Presidential Speeches Quiz: Who Said It?
Julia Shaw /
Barack Obama has compared himself to many Presidents. First he ran as Abraham Lincoln reincarnated. He even appealed to the spirit of Ronald Reagan. Then he tried to govern like Franklin D. Roosevelt (FDR). He campaigned for re-election as Harry Truman running against a “do-nothing” Congress. He’s been to Osawatomie, Kansas, to channel Theodore Roosevelt.
His second inaugural address is no exception. It reads as if Obama lifted entire phrases from previous presidential speeches.
Quiz time: See if you can figure out who said the quotes below.
Barack Obama or Calvin Coolidge?
“What makes us exceptional—what makes us American—is our allegiance to an idea, articulated in a declaration made more than two centuries ago: ‘We hold these truths to be self-evident, that all men are created equal, that they are endowed by their Creator with certain unalienable rights, that among these are Life, Liberty, and the pursuit of Happiness.’”
Barack Obama or Franklin D. Roosevelt?
“But in our seeking for economic and political progress as a nation, we all go up, or else we all go down, as one people.”
Barack Obama or Thomas Jefferson?
“My fellow Americans, the oath I have sworn before you today, like the one recited by others who serve in this Capitol, was an oath to God and country, not party or faction—and we must faithfully execute that pledge during the duration of our service.”
Barack Obama or Teddy Roosevelt?
“We have always understood that when times change, so must we; that fidelity to our founding principles requires new responses to new challenges; that preserving our individual freedoms ultimately requires collective action.”
Barack Obama or Woodrow Wilson?
“The laws of this country have not kept up with the change of economic circumstances in this country; they have not kept up with the change of political circumstances; and, therefore, we are not even where we were when we started. “
Barack Obama or Ronald Reagan?
“Through it all, we have never relinquished our skepticism of central authority, nor have we succumbed to the fiction that all society’s ills can be cured through government alone. Our celebration of initiative and enterprise; our insistence on hard work and personal responsibility, these are constants in our character.”
Barack Obama or Dwight D. Eisenhower?
“Education, science, technology and balanced programs of every kind—these are the roadways to progress.”
Barack Obama or Abraham Lincoln?
“With malice toward none; with charity for all; with firmness in the right, as God gives us to see the right, let us strive on to finish the work we are in; to bind up the nation’s wounds; to care for him who shall have borne the battle, and for his widow, and his orphan—to do all which may achieve and cherish a just and a lasting peace, among ourselves, and with all nations.”

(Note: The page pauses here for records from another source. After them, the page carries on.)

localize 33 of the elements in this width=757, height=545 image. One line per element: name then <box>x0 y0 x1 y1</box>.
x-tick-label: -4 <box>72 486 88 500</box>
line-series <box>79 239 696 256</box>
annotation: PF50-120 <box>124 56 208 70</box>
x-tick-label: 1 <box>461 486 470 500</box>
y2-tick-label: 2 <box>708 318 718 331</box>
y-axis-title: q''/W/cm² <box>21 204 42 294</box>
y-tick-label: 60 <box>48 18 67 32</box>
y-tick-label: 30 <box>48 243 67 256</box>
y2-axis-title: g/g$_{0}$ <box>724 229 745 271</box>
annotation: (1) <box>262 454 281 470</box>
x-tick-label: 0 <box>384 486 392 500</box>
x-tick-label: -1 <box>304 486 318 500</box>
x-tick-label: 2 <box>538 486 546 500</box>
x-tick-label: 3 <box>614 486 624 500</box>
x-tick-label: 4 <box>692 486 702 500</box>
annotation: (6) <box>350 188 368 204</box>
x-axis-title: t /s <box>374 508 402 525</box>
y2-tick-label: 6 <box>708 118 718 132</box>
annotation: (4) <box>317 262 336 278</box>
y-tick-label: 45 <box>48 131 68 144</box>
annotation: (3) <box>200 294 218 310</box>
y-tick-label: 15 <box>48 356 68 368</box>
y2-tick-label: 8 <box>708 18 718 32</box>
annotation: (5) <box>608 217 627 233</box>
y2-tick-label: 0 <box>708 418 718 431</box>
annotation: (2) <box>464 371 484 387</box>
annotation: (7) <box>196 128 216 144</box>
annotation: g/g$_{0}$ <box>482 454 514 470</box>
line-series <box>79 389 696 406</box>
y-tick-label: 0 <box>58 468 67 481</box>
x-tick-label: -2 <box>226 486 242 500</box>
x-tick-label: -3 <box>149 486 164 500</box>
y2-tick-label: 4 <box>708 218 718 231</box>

None of this is by accident. “From the very beginning, President Obama said how he wanted to transform the country,” Heritage’s Matthew Spalding, PhD, explained. “Year in and year out, the President keeps saying the same things. Over and over again.” He wants to sound like Lincoln, FDR, Teddy Roosevelt, even Reagan—whatever it takes to hide his transformational agenda.
Luckily, conservatives are on to the game. We won’t be fooled.